Using Options To Protect The iShares Gold Trust ETF

Sep.21.11 | About: iShares Gold (IAU)

A few weeks ago I started a series of articles on using Options to hedge portfolio holdings. This is another installment in that series.

My past articles were primarily devoted to providing Portfolio Protection for a diversified portfolio. I want to diverge from that theme a little and discuss how I deal with specific stocks that are “gnawing away” at me.

The example I like to use is gold. Many investors have difficulty with this. On the one hand gold has had a remarkable run and sits as if perched to fall. On the other hand global concerns and pundits say the run is far from over.

I think those that own gold ETF’s wonder if they should sell. Contrast this with all those that don't own gold wondering if they should be buying. So, I think this makes it ripe for a discussion on protecting through options. For this analysis I will use the iShares IAU ETF rather than the SPDR GLD ETF.

The reason is that the GLD ETF trades around $175 and one option is for 100 shares. Therefore each option reflects $17,500 in GLD value. Options don’t sell in fractional amounts (you can buy 250 shares of GLD, but you can’t buy 2.5 options). On the other hand IAU trades at around $17.50 so each option covers only $1,750 in value and provides more flexibility (Instead of buying 250 shares of GLD and worrying about compensating for the ½ share problem, I can buy 2,500 shares of IAU and 25 options.) GLD seems to track IAU pretty closely, so you could own GLD and protect it with “surrogate” IAU Options.

Let’s look at 3000 shares of IAU, trading as of this writing at $17.62, for a total exposure of $52,860.

My first step is to buy a long dated put as close to the money as I can. Since IAU is trading between $17 and $18 I must go either up or down in the strike price. Without any particular reason I’ll go for the $18 strike. My second step is the expiry date. I like to buy long dated puts and the longest offered for IAU is April 2012.

Now, how many options to buy? This varies on circumstances, between 25% and 50% MORE than the current exposure. In this case 30 options (each option is 100 shares) would cover the current exposure but I will buy 40 options (33% extra).

The April 2012 put at $18 costs $1.85 so my total cost for 40 options is $7,400.

The next part of my strategy is to lower the cost of these puts. In order to do that I will sell ten front month puts to generate income. Since I bought an extra ten puts at the start, this purchase is, in itself, protected from ultimate loss.

The October $18 put sells for $.75 so ten puts sold will generate $750. If nothing changes, I have nine months till expiry so I’ll receive a total of $6,750. This is close to the $7,400 the puts cost, but the put I bought was slightly (38cents) “in the money” at $18. So, if IAU closes down in April I will pick up this additional amount of about $1,000. No net cost over the nine months.

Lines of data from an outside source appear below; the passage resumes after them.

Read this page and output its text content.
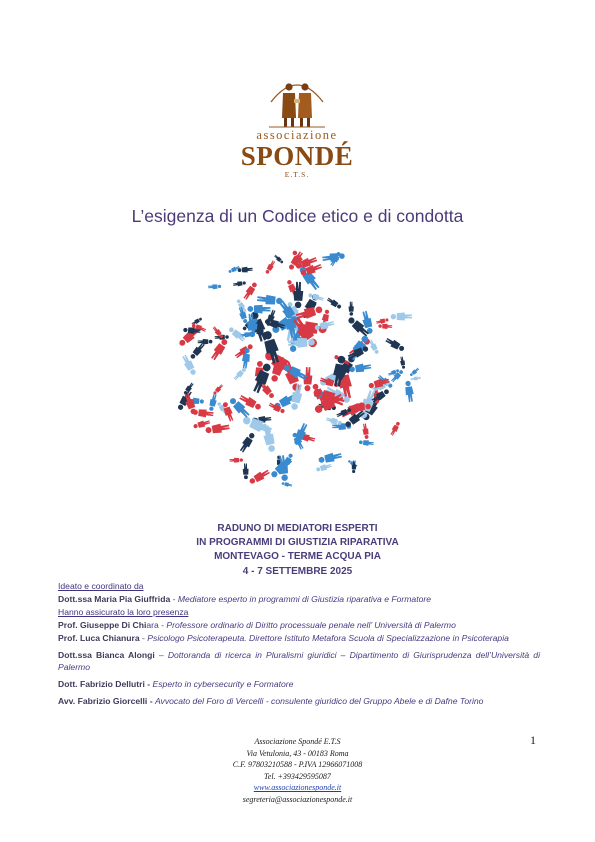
associazione
SPONDÉ
E.T.S.
L’esigenza di un Codice etico e di condotta
RADUNO DI MEDIATORI ESPERTI
IN PROGRAMMI DI GIUSTIZIA RIPARATIVA
MONTEVAGO - TERME ACQUA PIA
4 - 7 SETTEMBRE 2025
Ideato e coordinato da
Dott.ssa Maria Pia Giuffrida - Mediatore esperto in programmi di Giustizia riparativa e Formatore
Hanno assicurato la loro presenza
Prof. Giuseppe Di Chiara - Professore ordinario di Diritto processuale penale nell’ Università di Palermo
Prof. Luca Chianura - Psicologo Psicoterapeuta. Direttore Istituto Metafora Scuola di Specializzazione in Psicoterapia
Dott.ssa Bianca Alongi – Dottoranda di ricerca in Pluralismi giuridici – Dipartimento di Giurisprudenza dell’Università di Palermo
Dott. Fabrizio Dellutri - Esperto in cybersecurity e Formatore
Avv. Fabrizio Giorcelli - Avvocato del Foro di Vercelli - consulente giuridico del Gruppo Abele e di Dafne Torino
1
Associazione Spondé E.T.S
Via Vetulonia, 43 - 00183 Roma
C.F. 97803210588 - P.IVA 12966071008
Tel. +393429595087
www.associazionesponde.it
segreteria@associazionesponde.it
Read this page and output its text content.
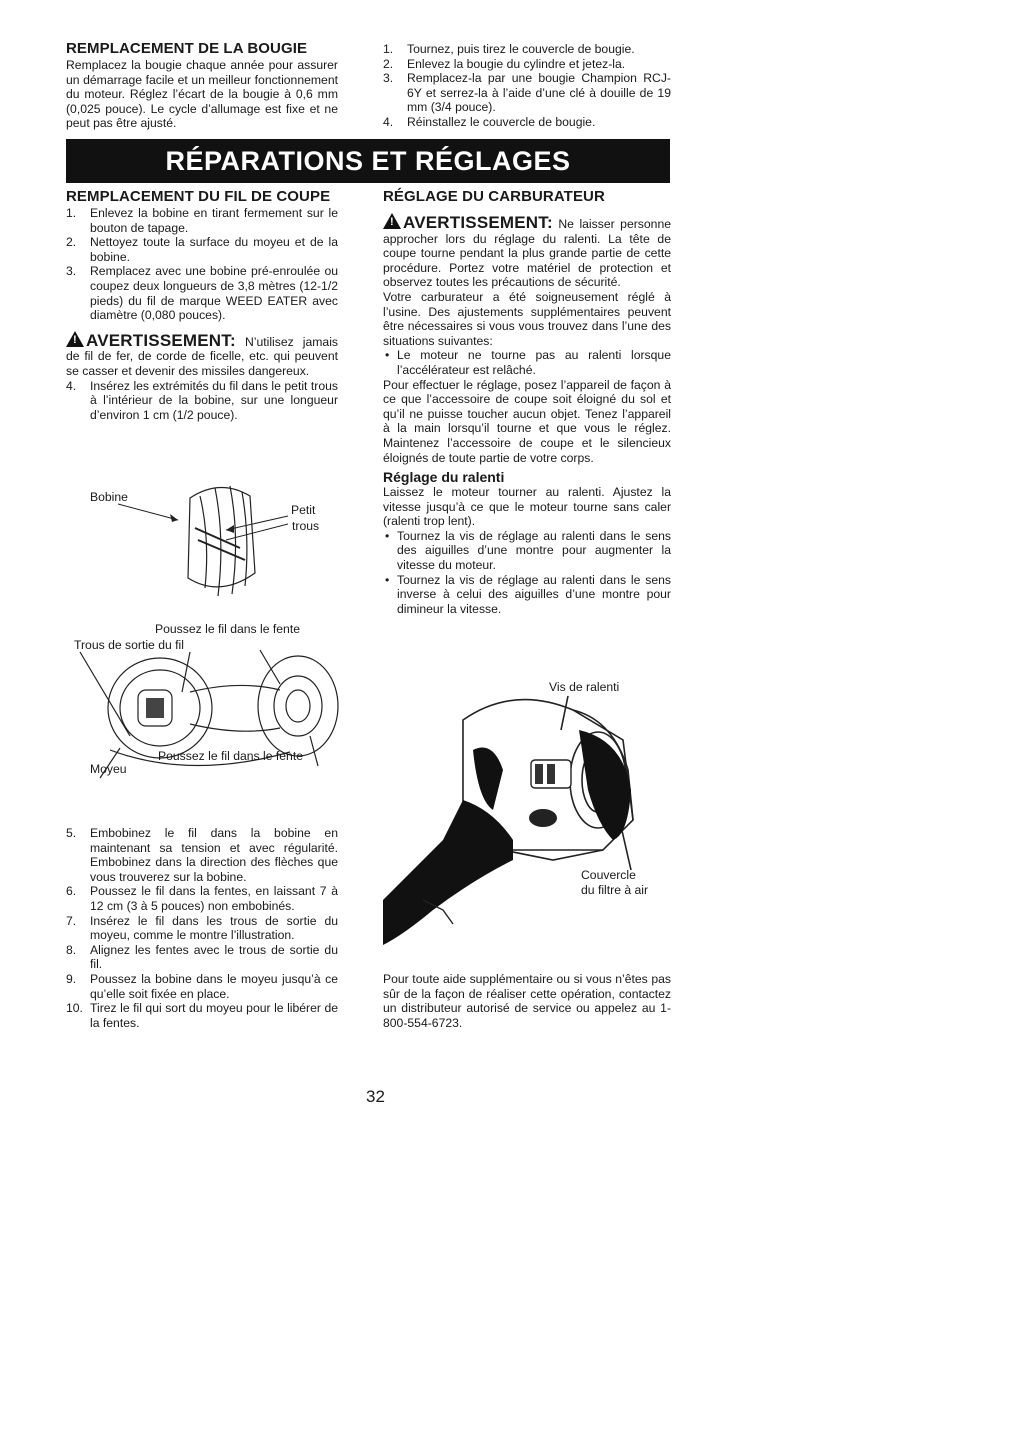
REMPLACEMENT DE LA BOUGIE

Remplacez la bougie chaque année pour assurer un démarrage facile et un meilleur fonctionnement du moteur. Réglez l’écart de la bougie à 0,6 mm (0,025 pouce). Le cycle d’allumage est fixe et ne peut pas être ajusté.

1.	Tournez, puis tirez le couvercle de bougie.
2.	Enlevez la bougie du cylindre et jetez-la.
3.	Remplacez-la par une bougie Champion RCJ-6Y et serrez-la à l’aide d’une clé à douille de 19 mm (3/4 pouce).
4.	Réinstallez le couvercle de bougie.
RÉPARATIONS ET RÉGLAGES
REMPLACEMENT DU FIL DE COUPE
1.	Enlevez la bobine en tirant fermement sur le bouton de tapage.
2.	Nettoyez toute la surface du moyeu et de la bobine.
3.	Remplacez avec une bobine pré-enroulée ou coupez deux longueurs de 3,8 mètres (12-1/2 pieds) du fil de marque WEED EATER avec diamètre (0,080 pouces).

! AVERTISSEMENT: N’utilisez jamais de fil de fer, de corde de ficelle, etc. qui peuvent se casser et devenir des missiles dangereux.

4.	Insérez les extrémités du fil dans le petit trous à l’intérieur de la bobine, sur une longueur d’environ 1 cm (1/2 pouce).
Bobine
Petit
trous
Poussez le fil dans le fente
Trous de sortie du fil
Poussez le fil dans le fente
Moyeu
5.	Embobinez le fil dans la bobine en maintenant sa tension et avec régularité. Embobinez dans la direction des flèches que vous trouverez sur la bobine.
6.	Poussez le fil dans la fentes, en laissant 7 à 12 cm (3 à 5 pouces) non embobinés.
7.	Insérez le fil dans les trous de sortie du moyeu, comme le montre l’illustration.
8.	Alignez les fentes avec le trous de sortie du fil.
9.	Poussez la bobine dans le moyeu jusqu’à ce qu’elle soit fixée en place.
10. Tirez le fil qui sort du moyeu pour le libérer de la fentes.
RÉGLAGE DU CARBURATEUR

! AVERTISSEMENT: Ne laisser personne approcher lors du réglage du ralenti. La tête de coupe tourne pendant la plus grande partie de cette procédure. Portez votre matériel de protection et observez toutes les précautions de sécurité.

Votre carburateur a été soigneusement réglé à l’usine. Des ajustements supplémentaires peuvent être nécessaires si vous vous trouvez dans l’une des situations suivantes:

• Le moteur ne tourne pas au ralenti lorsque l’accélérateur est relâché.

Pour effectuer le réglage, posez l’appareil de façon à ce que l’accessoire de coupe soit éloigné du sol et qu’il ne puisse toucher aucun objet. Tenez l’appareil à la main lorsqu’il tourne et que vous le réglez. Maintenez l’accessoire de coupe et le silencieux éloignés de toute partie de votre corps.

Réglage du ralenti

Laissez le moteur tourner au ralenti. Ajustez la vitesse jusqu’à ce que le moteur tourne sans caler (ralenti trop lent).

• Tournez la vis de réglage au ralenti dans le sens des aiguilles d’une montre pour augmenter la vitesse du moteur.
• Tournez la vis de réglage au ralenti dans le sens inverse à celui des aiguilles d’une montre pour dimineur la vitesse.
Vis de ralenti
Couvercle
du filtre à air

Pour toute aide supplémentaire ou si vous n’êtes pas sûr de la façon de réaliser cette opération, contactez un distributeur autorisé de service ou appelez au 1-800-554-6723.

32
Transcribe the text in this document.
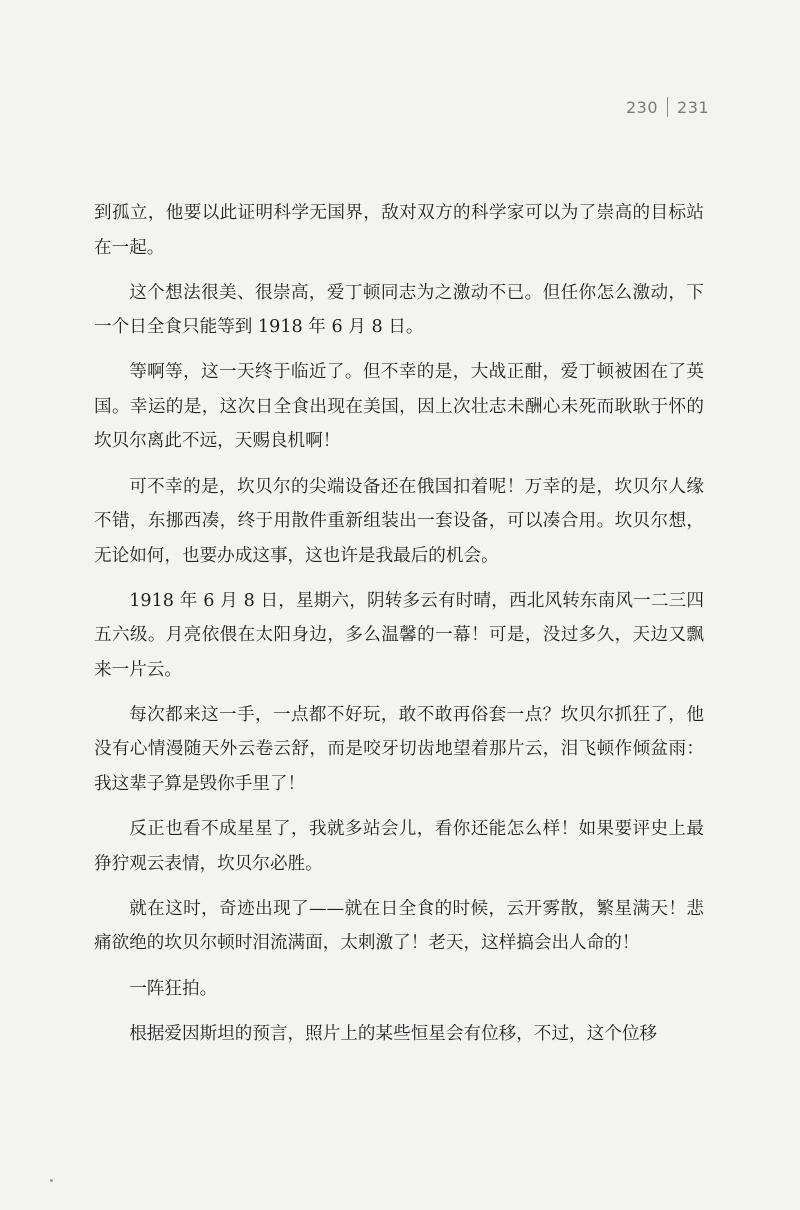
230 231

到孤立，他要以此证明科学无国界，敌对双方的科学家可以为了崇高的目标站在一起。

这个想法很美、很崇高，爱丁顿同志为之激动不已。但任你怎么激动，下一个日全食只能等到 1918 年 6 月 8 日。

等啊等，这一天终于临近了。但不幸的是，大战正酣，爱丁顿被困在了英国。幸运的是，这次日全食出现在美国，因上次壮志未酬心未死而耿耿于怀的坎贝尔离此不远，天赐良机啊！

可不幸的是，坎贝尔的尖端设备还在俄国扣着呢！万幸的是，坎贝尔人缘不错，东挪西凑，终于用散件重新组装出一套设备，可以凑合用。坎贝尔想，无论如何，也要办成这事，这也许是我最后的机会。

1918 年 6 月 8 日，星期六，阴转多云有时晴，西北风转东南风一二三四五六级。月亮依偎在太阳身边，多么温馨的一幕！可是，没过多久，天边又飘来一片云。

每次都来这一手，一点都不好玩，敢不敢再俗套一点？坎贝尔抓狂了，他没有心情漫随天外云卷云舒，而是咬牙切齿地望着那片云，泪飞顿作倾盆雨：我这辈子算是毁你手里了！

反正也看不成星星了，我就多站会儿，看你还能怎么样！如果要评史上最狰狞观云表情，坎贝尔必胜。

就在这时，奇迹出现了——就在日全食的时候，云开雾散，繁星满天！悲痛欲绝的坎贝尔顿时泪流满面，太刺激了！老天，这样搞会出人命的！

一阵狂拍。

根据爱因斯坦的预言，照片上的某些恒星会有位移，不过，这个位移
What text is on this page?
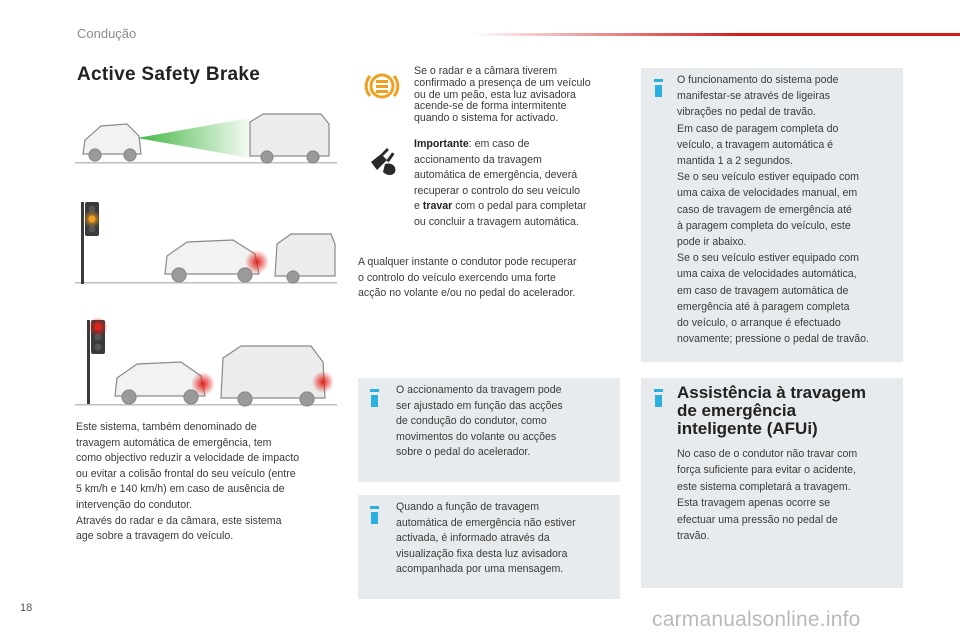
Condução
Active Safety Brake
Este sistema, também denominado de
travagem automática de emergência, tem
como objectivo reduzir a velocidade de impacto
ou evitar a colisão frontal do seu veículo (entre
5 km/h e 140 km/h) em caso de ausência de
intervenção do condutor.
Através do radar e da câmara, este sistema
age sobre a travagem do veículo.
Se o radar e a câmara tiverem
confirmado a presença de um veículo
ou de um peão, esta luz avisadora
acende-se de forma intermitente
quando o sistema for activado.
Importante: em caso de
accionamento da travagem
automática de emergência, deverá
recuperar o controlo do seu veículo
e travar com o pedal para completar
ou concluir a travagem automática.
A qualquer instante o condutor pode recuperar
o controlo do veículo exercendo uma forte
acção no volante e/ou no pedal do acelerador.
O accionamento da travagem pode
ser ajustado em função das acções
de condução do condutor, como
movimentos do volante ou acções
sobre o pedal do acelerador.
Quando a função de travagem
automática de emergência não estiver
activada, é informado através da
visualização fixa desta luz avisadora
acompanhada por uma mensagem.
O funcionamento do sistema pode
manifestar-se através de ligeiras
vibrações no pedal de travão.
Em caso de paragem completa do
veículo, a travagem automática é
mantida 1 a 2 segundos.
Se o seu veículo estiver equipado com
uma caixa de velocidades manual, em
caso de travagem de emergência até
à paragem completa do veículo, este
pode ir abaixo.
Se o seu veículo estiver equipado com
uma caixa de velocidades automática,
em caso de travagem automática de
emergência até à paragem completa
do veículo, o arranque é efectuado
novamente; pressione o pedal de travão.
Assistência à travagem
de emergência
inteligente (AFUi)
No caso de o condutor não travar com
força suficiente para evitar o acidente,
este sistema completará a travagem.
Esta travagem apenas ocorre se
efectuar uma pressão no pedal de
travão.
18	carmanualsonline.info
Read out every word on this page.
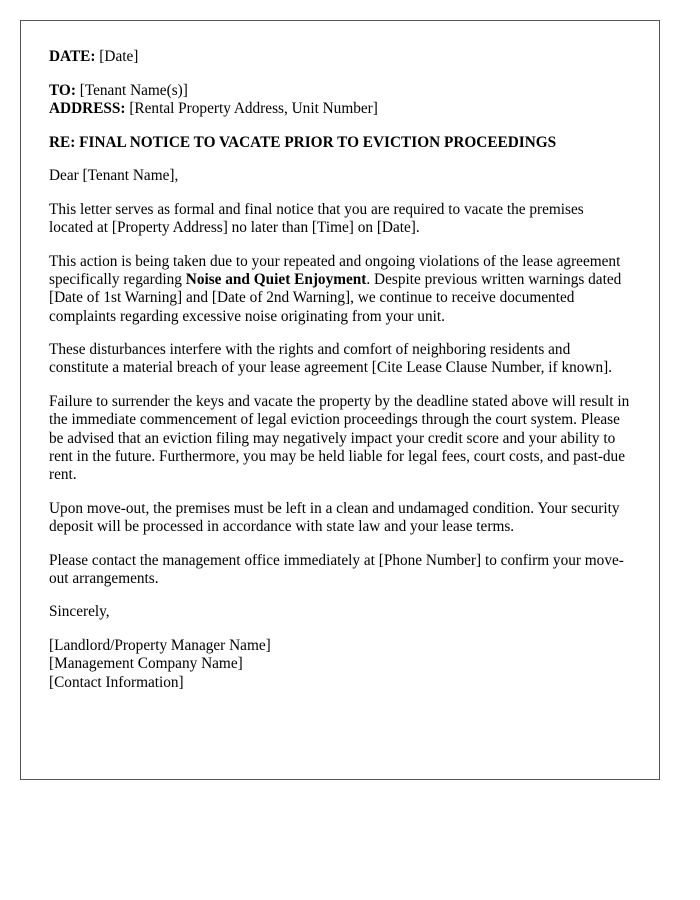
DATE: [Date]

TO: [Tenant Name(s)]
ADDRESS: [Rental Property Address, Unit Number]

RE: FINAL NOTICE TO VACATE PRIOR TO EVICTION PROCEEDINGS

Dear [Tenant Name],

This letter serves as formal and final notice that you are required to vacate the premises located at [Property Address] no later than [Time] on [Date].

This action is being taken due to your repeated and ongoing violations of the lease agreement specifically regarding Noise and Quiet Enjoyment. Despite previous written warnings dated [Date of 1st Warning] and [Date of 2nd Warning], we continue to receive documented complaints regarding excessive noise originating from your unit.

These disturbances interfere with the rights and comfort of neighboring residents and constitute a material breach of your lease agreement [Cite Lease Clause Number, if known].

Failure to surrender the keys and vacate the property by the deadline stated above will result in the immediate commencement of legal eviction proceedings through the court system. Please be advised that an eviction filing may negatively impact your credit score and your ability to rent in the future. Furthermore, you may be held liable for legal fees, court costs, and past-due rent.

Upon move-out, the premises must be left in a clean and undamaged condition. Your security deposit will be processed in accordance with state law and your lease terms.

Please contact the management office immediately at [Phone Number] to confirm your move-out arrangements.

Sincerely,

[Landlord/Property Manager Name]
[Management Company Name]
[Contact Information]
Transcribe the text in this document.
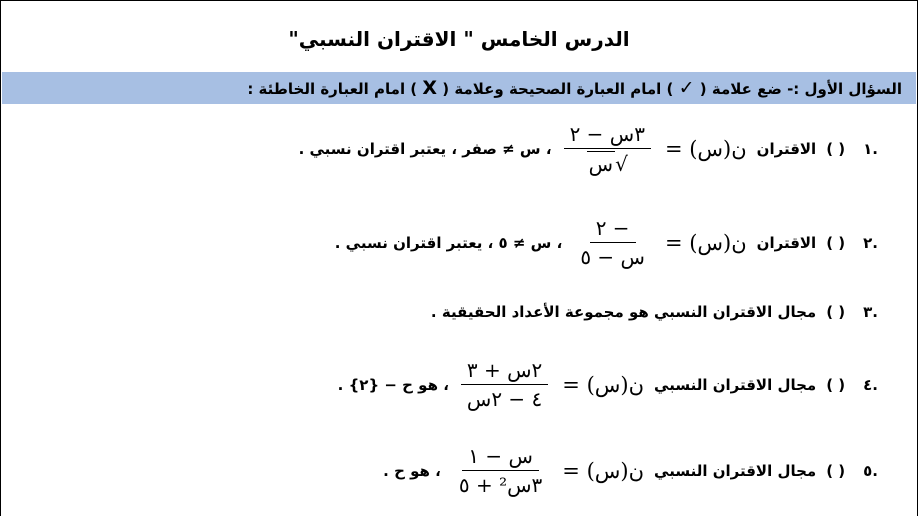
الدرس الخامس " الاقتران النسبي"
السؤال الأول :- ضع علامة ( ✓ ) امام العبارة الصحيحة وعلامة ( X ) امام العبارة الخاطئة :
.١
( )
الاقتران
ن(س) =
$\frac{\text{٣س − ٢}}{\text{√س}}$
، س ≠ صفر ، يعتبر اقتران نسبي .
.٢
( )
الاقتران
ن(س) =
$\frac{- ٢}{\text{س − ٥}}$
، س ≠ ٥ ، يعتبر اقتران نسبي .
.٣
( )
مجال الاقتران النسبي هو مجموعة الأعداد الحقيقية .
.٤
( )
مجال الاقتران النسبي
ن(س) =
$\frac{\text{٢س + ٣}}{\text{٤ − ٢س}}$
، هو ح − {٢} .
.٥
( )
مجال الاقتران النسبي
ن(س) =
$\frac{\text{س − ١}}{\text{٣س² + ٥}}$
، هو ح .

In summary, if IAU closes down from $17.62 in April 2012 I will have recovered my long dated put cost by selling the short dated puts and the long put will be in the money for whatever value IAU has lost.

There is one additional component I add to this strategy, but it is completely optional. If I am uneasy about Gold at these prices I’ll probably increase my uneasiness each time it climbs. I make money, but I worry more. In these situations I decide ahead of time the price where I’ll just close out my position and bank my profit.

In this case I look at the April 2012 calls. I can buy the April $18 call for $1.40 and sell twice as many April $20 calls at $.75 (ratio spread).

The purchase of 30 calls is $ 4,200 and the sale of 60 is $4,500 for a net credit of $300. Add this to my downside protection.

What if IAU goes up by the April expiry date? Well, if it goes up but closes below $20 (a 14% move) I make the move on my original 3000 shares and I double it as my $18 calls move up.

If IAU goes above $20, my long $18 call will continue to gain, but the $20 call will “Zero-Out” that move AND any further appreciation in my original 3000 IAU shares. Summarizing, I will double my gain between $18 and $20 (increasing my return from as much as 14% to as much as 28%) but will cap it there on my original shares..

Since I’m somewhat uncertain about Gold to begin with, I’ll happily take this kind of profit. On the other hand if I was particularly fond of the stock and wanted to keep it (like Apple), I wouldn't want to limit myself this way.

In conclusion, this strategy if employed completely will protect your holdings in IAU against any decline and the optional ratio spread offers some upside leverage as well.

Remember though, this "dual strategy" is most effective on stocks that I'm somewhat uncertain about, but willing to hold or buy.

Disclosure: I have no positions in any stocks mentioned, and no plans to initiate any positions within the next 72 hours.